Instructional Differences in High-Poverty Elementary Schools: High vs. Low Performing
As of the 2013-2014 school year, 25% of U.S. public schools were designated as high poverty (37). The status of these schools not only reflects the economic position of the 20% of American children who live in poverty, but also the ever-widening academic achievement gap (37). In their paper, “Exploring instructional differences and school performance in high-poverty elementary schools,” authors Regina G. Hirn et al. note that there is a well-documented link between socioeconomic status and school achievement (37). They remark that compared to affluent students, poorer students are less likely to “become proficient in reading or math” and tend to have “poor trajectories throughout their lives—including being more likely to be in poor health, to have children with poor health, to have children as teenagers, and to have children who do not do well in school” (37-38). Along with student poverty, Hirn et al. explain that high-poverty schools’ hiring trends also negatively contribute to student achievement.
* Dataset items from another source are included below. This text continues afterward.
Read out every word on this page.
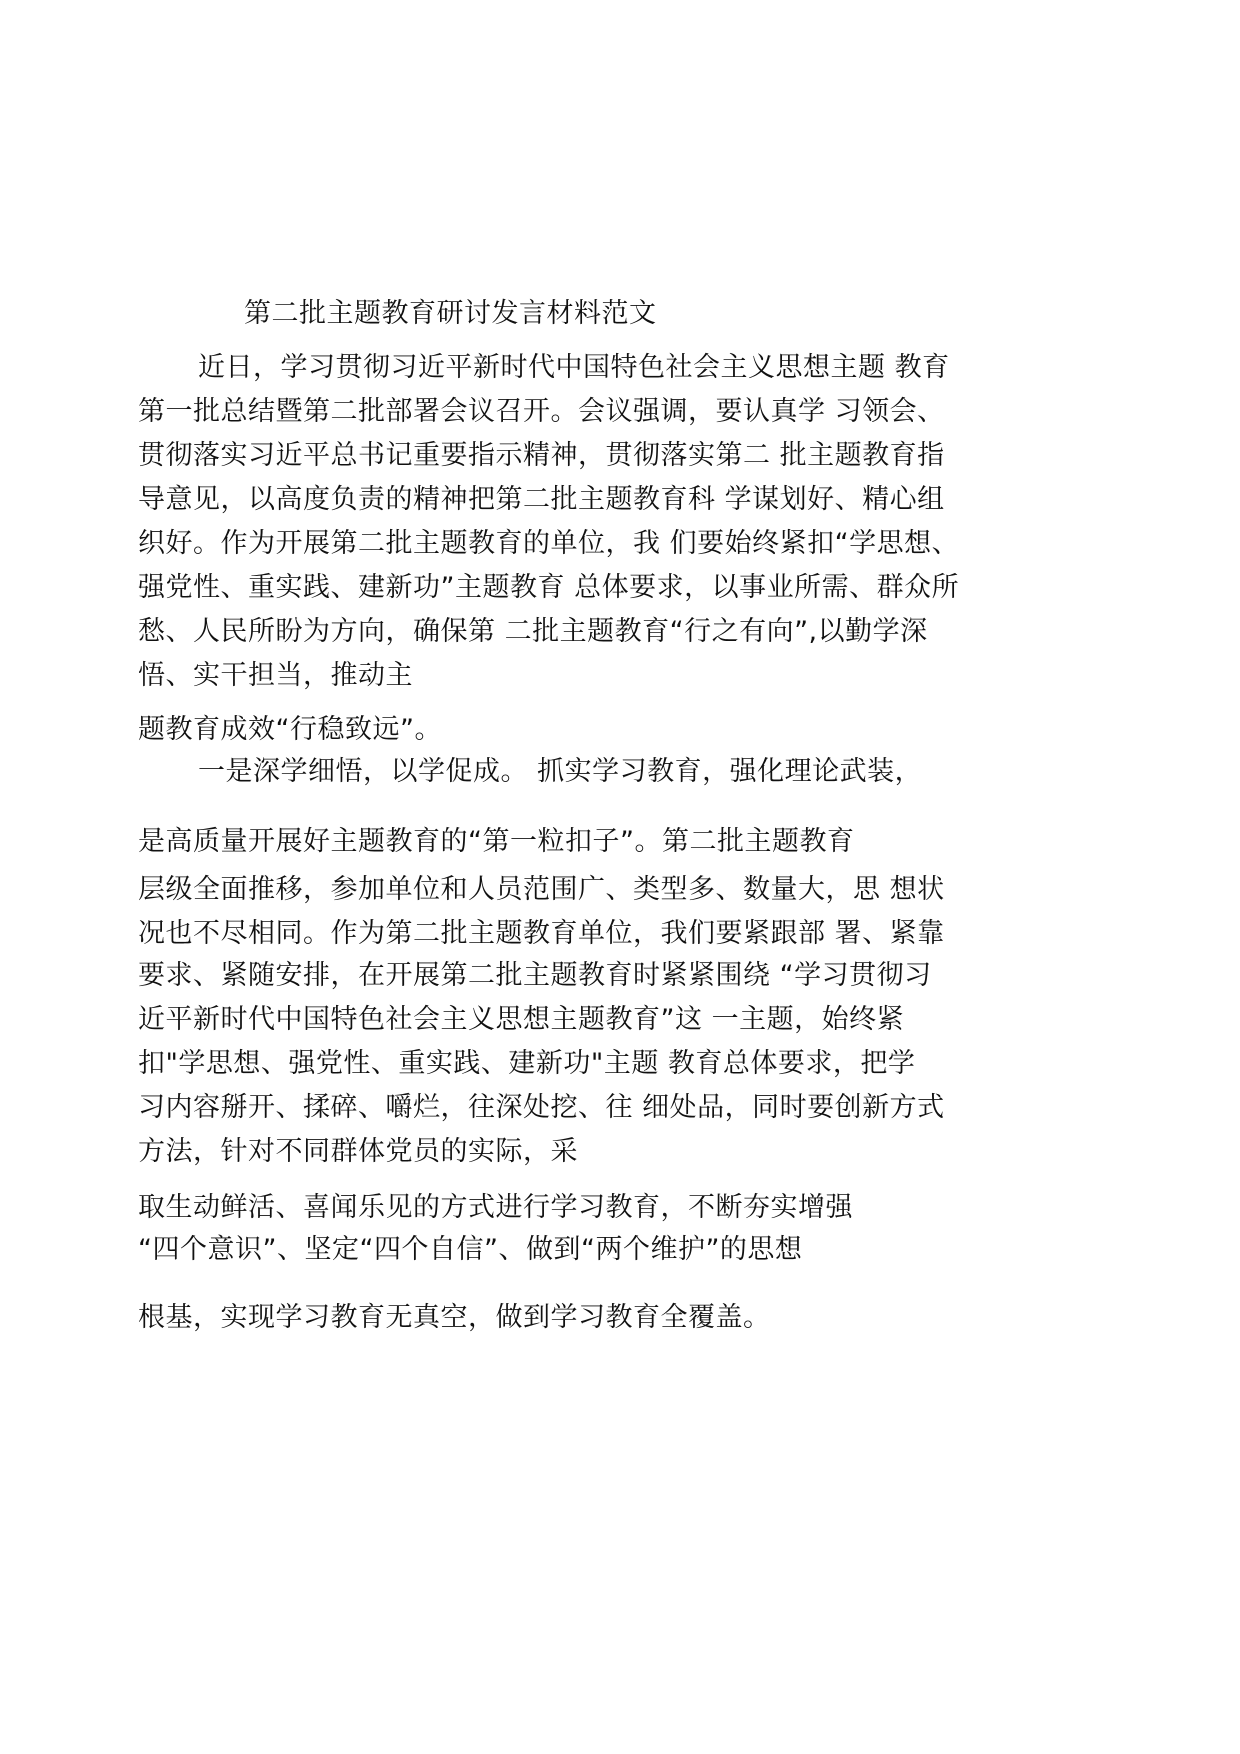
第二批主题教育研讨发言材料范文
近日，学习贯彻习近平新时代中国特色社会主义思想主题 教育
第一批总结暨第二批部署会议召开。会议强调，要认真学 习领会、
贯彻落实习近平总书记重要指示精神，贯彻落实第二 批主题教育指
导意见，以高度负责的精神把第二批主题教育科 学谋划好、精心组
织好。作为开展第二批主题教育的单位，我 们要始终紧扣“学思想、
强党性、重实践、建新功”主题教育 总体要求，以事业所需、群众所
愁、人民所盼为方向，确保第 二批主题教育“行之有向”,以勤学深
悟、实干担当，推动主
题教育成效“行稳致远”。
一是深学细悟，以学促成。 抓实学习教育，强化理论武装，
是高质量开展好主题教育的“第一粒扣子”。第二批主题教育
层级全面推移，参加单位和人员范围广、类型多、数量大，思 想状
况也不尽相同。作为第二批主题教育单位，我们要紧跟部 署、紧靠
要求、紧随安排，在开展第二批主题教育时紧紧围绕 “学习贯彻习
近平新时代中国特色社会主义思想主题教育”这 一主题，始终紧
扣"学思想、强党性、重实践、建新功"主题 教育总体要求，把学
习内容掰开、揉碎、嚼烂，往深处挖、往 细处品，同时要创新方式
方法，针对不同群体党员的实际，采
取生动鲜活、喜闻乐见的方式进行学习教育，不断夯实增强
“四个意识”、坚定“四个自信”、做到“两个维护”的思想
根基，实现学习教育无真空，做到学习教育全覆盖。
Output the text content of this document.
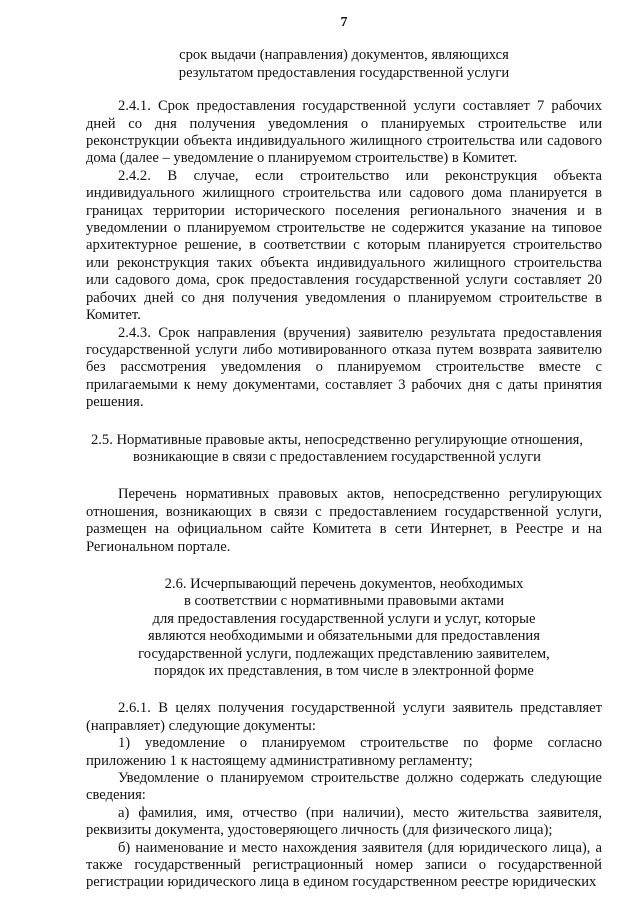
7
срок выдачи (направления) документов, являющихся
результатом предоставления государственной услуги

2.4.1. Срок предоставления государственной услуги составляет 7 рабочих дней со дня получения уведомления о планируемых строительстве или реконструкции объекта индивидуального жилищного строительства или садового дома (далее – уведомление о планируемом строительстве) в Комитет.

2.4.2. В случае, если строительство или реконструкция объекта индивидуального жилищного строительства или садового дома планируется в границах территории исторического поселения регионального значения и в уведомлении о планируемом строительстве не содержится указание на типовое архитектурное решение, в соответствии с которым планируется строительство или реконструкция таких объекта индивидуального жилищного строительства или садового дома, срок предоставления государственной услуги составляет 20 рабочих дней со дня получения уведомления о планируемом строительстве в Комитет.

2.4.3. Срок направления (вручения) заявителю результата предоставления государственной услуги либо мотивированного отказа путем возврата заявителю без рассмотрения уведомления о планируемом строительстве вместе с прилагаемыми к нему документами, составляет 3 рабочих дня с даты принятия решения.

2.5. Нормативные правовые акты, непосредственно регулирующие отношения,
возникающие в связи с предоставлением государственной услуги

Перечень нормативных правовых актов, непосредственно регулирующих отношения, возникающих в связи с предоставлением государственной услуги, размещен на официальном сайте Комитета в сети Интернет, в Реестре и на Региональном портале.

2.6. Исчерпывающий перечень документов, необходимых
в соответствии с нормативными правовыми актами
для предоставления государственной услуги и услуг, которые
являются необходимыми и обязательными для предоставления
государственной услуги, подлежащих представлению заявителем,
порядок их представления, в том числе в электронной форме

2.6.1. В целях получения государственной услуги заявитель представляет (направляет) следующие документы:

1) уведомление о планируемом строительстве по форме согласно приложению 1 к настоящему административному регламенту;

Уведомление о планируемом строительстве должно содержать следующие сведения:

а) фамилия, имя, отчество (при наличии), место жительства заявителя, реквизиты документа, удостоверяющего личность (для физического лица);

б) наименование и место нахождения заявителя (для юридического лица), а также государственный регистрационный номер записи о государственной регистрации юридического лица в едином государственном реестре юридических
In particular, high-poverty schools “tend to employ teachers with less experience, lower levels of education, and lower retention rates than those in wealthier areas” (38).
For Hirn et al., No Child Left Behind, licensure, and credential requirements have failed to address the achievement gap problem in the United States. They argue that to address the problem of low achieving schools, it is necessary to examine the teaching practices within those schools (38).